Additional charts and info has been added at the end.
Now I owe you the explanation for the statement: “The fastest way through any generic, non-infinite slalom is probably achieved by starting early and ending late.”*
I’ll try to illustrate the idea. Let’s assume we are negotiating an 80′ slalom, meaning 80′ between cones. It might look like Figure 1, below.
There are two little blue dots… those are the cones at 40′ and 120′, so 80′ apart. The path in the picture crosses at the 80′ mark, exactly half-way between the cones.
If the slalom is infinite, then trying to be early or getting late is the equivalent of shifting the path (and car) left or right with respect to the cones and results in hitting a cone. So to be early or late you must alter the path. The different path could be one with more (wider) lateral movement or it could be one with smaller radius curves connecting straight sections. If you think about it for a while and maybe even draw it I think you will come to the conclusion that any of the possible alternate paths that would allow the car to be early will take at least a little bit more time than the perfect path that crosses exactly in the middle.
But, of course, infinite slaloms are rare. (That’s a joke.) More importantly, the entry and exit of non-infinite slaloms can take all sorts of forms. Let’s look at a fairly common non-infinite slalom as shown below in Figure 2.
Here’s the same 80′ slalom, showing 5 cones, with the same red line showing the infinite-slalom perfect path. But now let’s assume that we enter from point A and exit at point B.
We could enter from A and get on the red path and follow it faithfully to the end.
But, because of the entry location at point A something more interesting has become possible. We can be early on the first cone without losing anything. (Let’s assume that’s true, though it’s not really, quite absolutely positively true.) I’ve drawn a dashed line path that shows the cross between the first and second cone at 10′ from the first cone, which is the 50′ mark on the chart.
What if we now follow the dashed path and make our next crossing at 20′ beyond the second cone, at the 140′ location. And then the next crossing is at 30′ past the third cone and the crossing after that is 40′ beyond the fourth cone. Do you see what’s going on?
In the infinite slalom we cross every 80′. In the non-infinite slalom we cross every 90′ (or more.) Necessarily the non-infinite slalom path (dashed line) must have a bigger radius than the original path (red solid line.) Therefore, the car can travel faster through the slalom for the same lateral acceleration and transient response capability.
I know that many of you are saying that I’ve missed a key point, which is that we can start accelerating early to the exit, somewhere about the fourth cone. That’s true for almost all non-infinite slaloms (except ones where the course designer is really obtuse and prevents us from doing that via what comes next) and of course we can and should do this, but that’s not my point here. I assume you already know about accelerating early.
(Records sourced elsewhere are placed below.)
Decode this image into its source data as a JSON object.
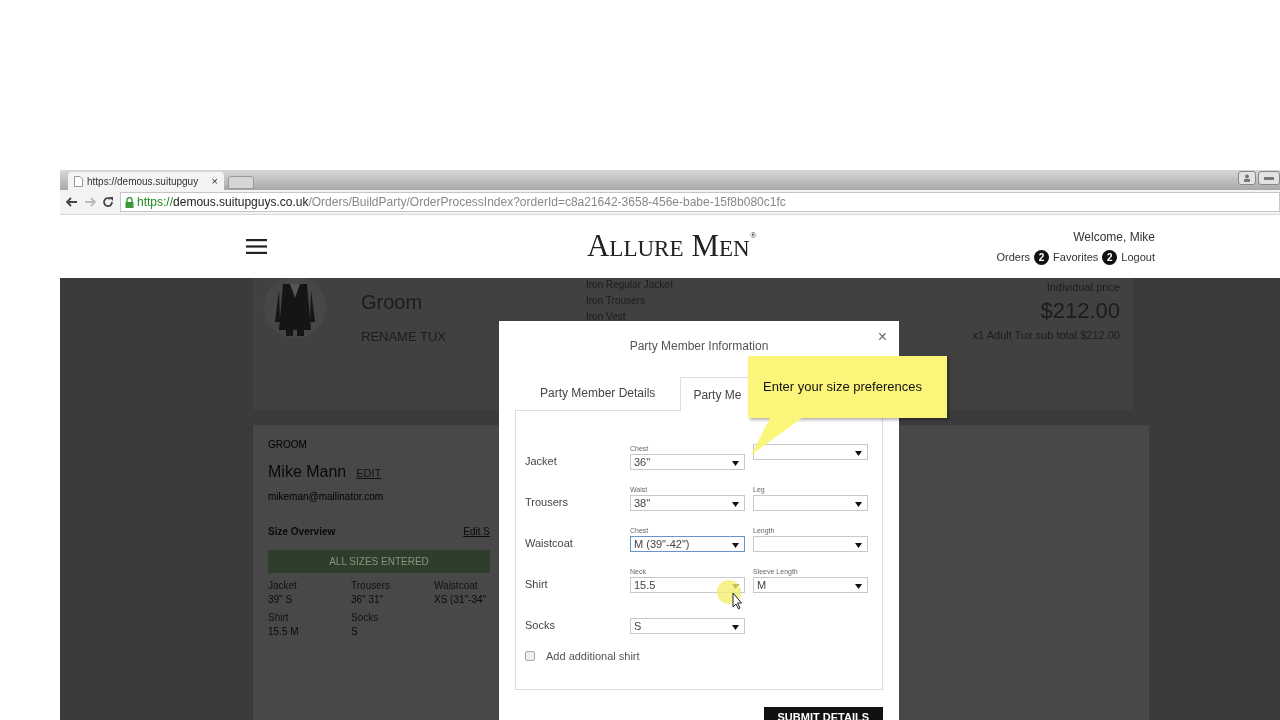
{
  "browser": {
    "tab_title": "https://demous.suitupguy",
    "tab_close": "×",
    "url": {
      "scheme": "https://",
      "host": "demous.suitupguys.co.uk",
      "path": "/Orders/BuildParty/OrderProcessIndex?orderId=c8a21642-3658-456e-babe-15f8b080c1fc"
    }
  },
  "header": {
    "logo": "ALLURE MEN",
    "logo_mark": "®",
    "welcome": "Welcome, Mike",
    "links": [
      {
        "label": "Orders",
        "badge": "2"
      },
      {
        "label": "Favorites",
        "badge": "2"
      },
      {
        "label": "Logout"
      }
    ]
  },
  "tux_card": {
    "role": "Groom",
    "rename": "RENAME TUX",
    "items": [
      "Iron Regular Jacket",
      "Iron Trousers",
      "Iron Vest"
    ],
    "price_label": "Individual price",
    "price": "$212.00",
    "subtotal": "x1 Adult Tux sub total $212.00"
  },
  "member_card": {
    "role": "GROOM",
    "name": "Mike Mann",
    "edit": "EDIT",
    "email": "mikeman@mailinator.com",
    "size_overview": "Size Overview",
    "edit_sizes": "Edit S",
    "status": "ALL SIZES ENTERED",
    "sizes": [
      {
        "label": "Jacket",
        "value": "39\" S"
      },
      {
        "label": "Trousers",
        "value": "36\" 31\""
      },
      {
        "label": "Waistcoat",
        "value": "XS (31\"-34\""
      },
      {
        "label": "Shirt",
        "value": "15.5 M"
      },
      {
        "label": "Socks",
        "value": "S"
      }
    ]
  },
  "modal": {
    "title": "Party Member Information",
    "close": "×",
    "tabs": [
      {
        "label": "Party Member Details",
        "selected": false
      },
      {
        "label": "Party Me",
        "selected": true
      }
    ],
    "rows": [
      {
        "label": "Jacket",
        "fields": [
          {
            "caption": "Chest",
            "value": "36\"",
            "focused": false
          },
          {
            "focused": false
          }
        ]
      },
      {
        "label": "Trousers",
        "fields": [
          {
            "caption": "Waist",
            "value": "38\"",
            "focused": false
          },
          {
            "caption": "Leg",
            "focused": false
          }
        ]
      },
      {
        "label": "Waistcoat",
        "fields": [
          {
            "caption": "Chest",
            "value": "M (39\"-42\")",
            "focused": true
          },
          {
            "caption": "Length",
            "focused": false
          }
        ]
      },
      {
        "label": "Shirt",
        "fields": [
          {
            "caption": "Neck",
            "value": "15.5",
            "focused": false
          },
          {
            "caption": "Sleeve Length",
            "value": "M",
            "focused": false
          }
        ]
      },
      {
        "label": "Socks",
        "fields": [
          {
            "value": "S",
            "focused": false
          }
        ]
      }
    ],
    "checkbox": {
      "label": "Add additional shirt",
      "checked": false
    },
    "submit": "SUBMIT DETAILS"
  },
  "tooltip": {
    "text": "Enter your size preferences"
  }
}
There’s a possible glitch, however. The dashed-line path cannot actually be a series of perfectly smooth and efficient curves, circular, sinusoidal, or otherwise. We still have to modify it somewhat to not hit the cones. There’s just no way to perfectly fit the path with 90′ nodes into an 80′ slalom without altering the path somewhat due to the finite size of the cone and the finite width and length of the car. A little bit of a wider line is required. How much this degrades the net result I don’t know.
In any case, I think that in many real-world situations the start-early and end-late path Saves Time but I recognize that I’ve certainly not proven it.
Rev A Addition
Maybe an easier way to think about this is to start with the 3-cone slalom, known in some circles as the Chicago Box.
The figure below shows the situation with the infinite slalom driving line in red.
If we were entering at A and exiting at B would we try to find the infinite slalom, midpoint-crossing driving line? I don’t think many people would. I think most everyone understands that the 3-cone slalom is a special case where we should enter as early as possible and exit as late as possible to produce the biggest radius path, as shown below.
We tend to treat the 3-cone slalom as a special case and it is. A special case of what? It’s a special case of the generic start-early and end-late path shown above in Figure 2.
Here’s another one, a 4-cone slalom, shown below.
With a 4-cone slalom we necessarily enter on one side and exit on the other, but the principle is the same. We make the first cross as early as possible, make the 2nd cross at the midpoint between cones and make the third cross as late as possible. This creates a path with the maximum radius curves possible, which means the highest speed.
- *I must give credit to Steve Brolliar who teaches this start-early, end-late concept at our Advanced Autocross school each year. I hope I’m presenting his point faithfully.